Begitu pun bila anak tak putus-putus bertanya atau bercerita. Boleh kok kita hentikan. Hanya saja, lakukan dengan cara baik-baik, "Wah, cerita Adek banyak sekali. Tapi karena ayah harus mengganti ban mobil, ceritanya kita sambung lagi, ya." Atau,"Wah, pertanyaannya banyak juga ya. Bagaimana kalau disimpan untuk sore nanti?" Boleh juga dicoba, "Sudah dulu ya bicaranya. Sekarang coba tarik napas dan mulutnya, istirahat. Kalau Adek masih mau cerita, coba lewat gambar." Cara seperti ini, selain membuat anak jadi tenang, juga menawarkan cara lain untuk bercerita.
Hindari menyuruh anak diam dengan kasar, memarahi, atau mengabaikannya, karena semua itu hanya akan membuat semangatnya untuk berbicara turun. Anak akan berpikir, "Ah, males kalau cerita sama Bunda, aku disuruh diam," atau, "Ah, ngapain tanya-tanya, nanti malah diomelin." Semakin lama bukan tidak mungkin anak akan semakin menghindar, sehingga kelak dia memilih bersikap tertutup pada orangtua.
Perlu diingat juga, sebisa mungkin, hindari penggunaan kata larangan seperti, "jangan","tidak boleh", dan sejenis itu. Semakin sering kata-kata tersebut diucapkan, anak bukannya menghentikan apa yang dilarang, tetapi justru terdorong melakukannya. Selain itu, tak perlu bereaksi berlebihan bila apa yang diungkapkan anak terkesan mengada-ada, alias berfantasi. “Ma, tadi Dodi pakai baju Superman, terus dia bisa terbang. Beneran lo, Ma!” Sebab, adakalanya anak bercerita suatu kehebohan hanya untuk mendapatkan perhatian dari orang yang mendengarnya.

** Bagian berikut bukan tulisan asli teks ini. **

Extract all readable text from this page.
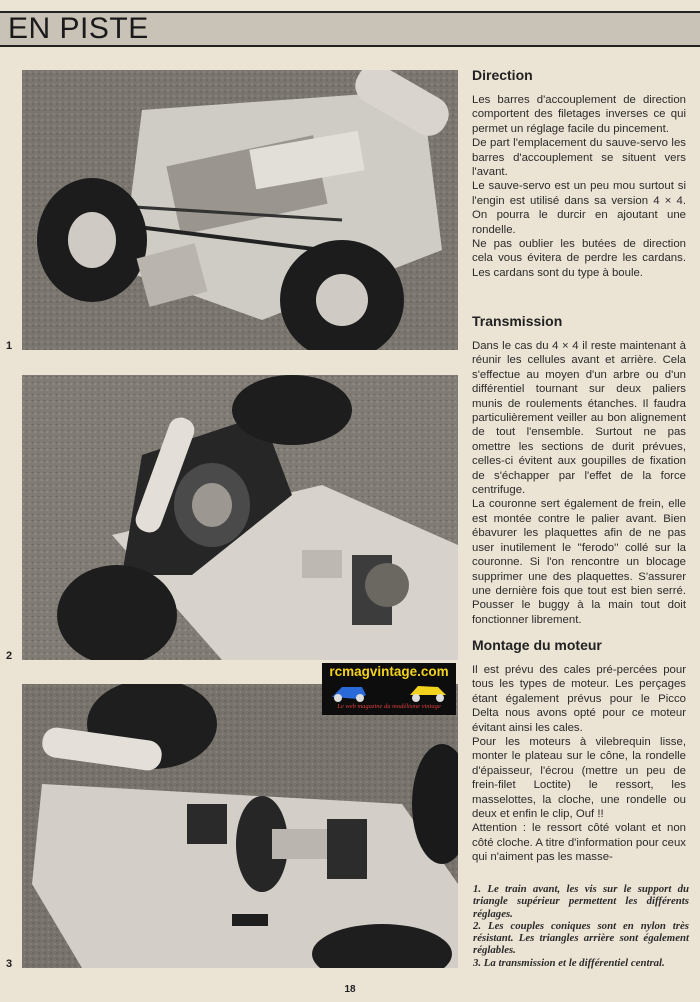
EN PISTE
1
2
3
rcmagvintage.com
Le web magazine du modélisme vintage
Direction

Les barres d'accouplement de direction comportent des filetages inverses ce qui permet un réglage facile du pincement.

De part l'emplacement du sauve-servo les barres d'accouplement se situent vers l'avant.

Le sauve-servo est un peu mou surtout si l'engin est utilisé dans sa version 4 × 4. On pourra le durcir en ajoutant une rondelle.

Ne pas oublier les butées de direction cela vous évitera de perdre les cardans. Les cardans sont du type à boule.

Transmission

Dans le cas du 4 × 4 il reste maintenant à réunir les cellules avant et arrière. Cela s'effectue au moyen d'un arbre ou d'un différentiel tournant sur deux paliers munis de roulements étanches. Il faudra particulièrement veiller au bon alignement de tout l'ensemble. Surtout ne pas omettre les sections de durit prévues, celles-ci évitent aux goupilles de fixation de s'échapper par l'effet de la force centrifuge.

La couronne sert également de frein, elle est montée contre le palier avant. Bien ébavurer les plaquettes afin de ne pas user inutilement le ''ferodo'' collé sur la couronne. Si l'on rencontre un blocage supprimer une des plaquettes. S'assurer une dernière fois que tout est bien serré. Pousser le buggy à la main tout doit fonctionner librement.

Montage du moteur

Il est prévu des cales pré-percées pour tous les types de moteur. Les perçages étant également prévus pour le Picco Delta nous avons opté pour ce moteur évitant ainsi les cales.

Pour les moteurs à vilebrequin lisse, monter le plateau sur le cône, la rondelle d'épaisseur, l'écrou (mettre un peu de frein-filet Loctite) le ressort, les masselottes, la cloche, une rondelle ou deux et enfin le clip, Ouf !!

Attention : le ressort côté volant et non côté cloche. A titre d'information pour ceux qui n'aiment pas les masse-

1. Le train avant, les vis sur le support du triangle supérieur permettent les différents réglages.

2. Les couples coniques sont en nylon très résistant. Les triangles arrière sont également réglables.

3. La transmission et le différentiel central.

18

Jika menemukan hal ini, cukup berikan simpati pada ceritanya, ”Oh, ya? Ada yang seukuran Bunda enggak, bajunya? Tapi coba deh Adek ingat-ingat lagi, waktu itu Adek pernah loncat dari kursi ke jendela dan jatuh, padahal kamu sedang memakai kostum Spiderman. Berarti benar enggak ya, baju Superman bikin Dodi bisa terbang?” Jawaban itu tentu akan memancing kemampuan berpikir anak.

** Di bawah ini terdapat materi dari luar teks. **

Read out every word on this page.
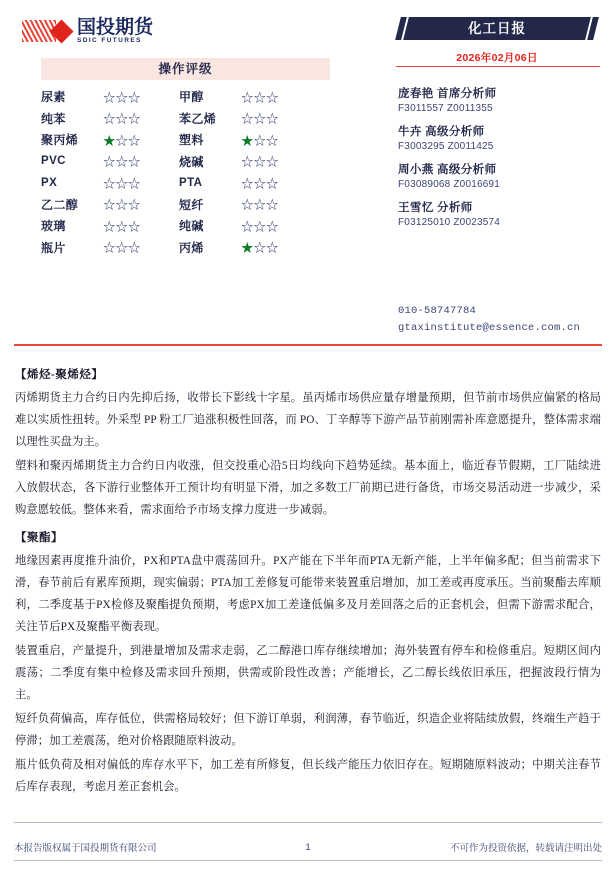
国投期货
SDIC FUTURES
化工日报
2026年02月06日
操作评级
尿素	☆☆☆	甲醇	☆☆☆
纯苯	☆☆☆	苯乙烯	☆☆☆
聚丙烯	★☆☆	塑料	★☆☆
PVC	☆☆☆	烧碱	☆☆☆
PX	☆☆☆	PTA	☆☆☆
乙二醇	☆☆☆	短纤	☆☆☆
玻璃	☆☆☆	纯碱	☆☆☆
瓶片	☆☆☆	丙烯	★☆☆
庞春艳 首席分析师
F3011557 Z0011355
牛卉 高级分析师
F3003295 Z0011425
周小燕 高级分析师
F03089068 Z0016691
王雪忆 分析师
F03125010 Z0023574
010-58747784
gtaxinstitute@essence.com.cn
【烯烃-聚烯烃】

丙烯期货主力合约日内先抑后扬，收带长下影线十字星。虽丙烯市场供应量存增量预期，但节前市场供应偏紧的格局难以实质性扭转。外采型 PP 粉工厂追涨积极性回落，而 PO、丁辛醇等下游产品节前刚需补库意愿提升，整体需求端以理性买盘为主。

塑料和聚丙烯期货主力合约日内收涨，但交投重心沿5日均线向下趋势延续。基本面上，临近春节假期，工厂陆续进入放假状态，各下游行业整体开工预计均有明显下滑，加之多数工厂前期已进行备货，市场交易活动进一步减少，采购意愿较低。整体来看，需求面给予市场支撑力度进一步减弱。

【聚酯】

地缘因素再度推升油价，PX和PTA盘中震荡回升。PX产能在下半年而PTA无新产能，上半年偏多配；但当前需求下滑，春节前后有累库预期，现实偏弱；PTA加工差修复可能带来装置重启增加，加工差或再度承压。当前聚酯去库顺利，二季度基于PX检修及聚酯提负预期，考虑PX加工差逢低偏多及月差回落之后的正套机会，但需下游需求配合，关注节后PX及聚酯平衡表现。

装置重启，产量提升，到港量增加及需求走弱，乙二醇港口库存继续增加；海外装置有停车和检修重启。短期区间内震荡；二季度有集中检修及需求回升预期，供需或阶段性改善；产能增长，乙二醇长线依旧承压，把握波段行情为主。

短纤负荷偏高，库存低位，供需格局较好；但下游订单弱，利润薄，春节临近，织造企业将陆续放假，终端生产趋于停滞；加工差震荡，绝对价格跟随原料波动。

瓶片低负荷及相对偏低的库存水平下，加工差有所修复，但长线产能压力依旧存在。短期随原料波动；中期关注春节后库存表现，考虑月差正套机会。

本报告版权属于国投期货有限公司	1	不可作为投资依据，转载请注明出处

Bila saat ditanya anak menjawab dengan jawaban yang tidak nyambung, seperti ”Tadi kamu sarapan apa?”, si kecil menjawab, ”Aku dong suka sarapan. Nanti siang juga makan lagi.” Atau, “Adek tadi main di mana?” dia malah menjawab, “Eh, si Andi kan punya mobil baru.” Berarti anak tidak merespons sesuai yang diharapkan, perhatiannya mudah teralih, dan lompat ke topik lain. Anak-anak seperti ini barangkali mengalami masalah konsentrasi. Mereka tak bisa memusatkan perhatian pada orang lain dengan baik, cenderung impulsif, apa yang terlintas di benaknya langsung diungkapkan. Dia juga cenderung sibuk dengan dirinya sendiri, tak peduli dengan lingkungan sekitarnya. Bila seperti itu, sebaiknya bantu anak untuk fokus pada konteks pembicaraan semula. Jika disertai dengan gangguan perilaku seperti anak tak bisa ikut aturan dan sangat mengganggu, maka orangtua perlu mendatangi ahli yang berkompeten di bidang gangguan perilaku.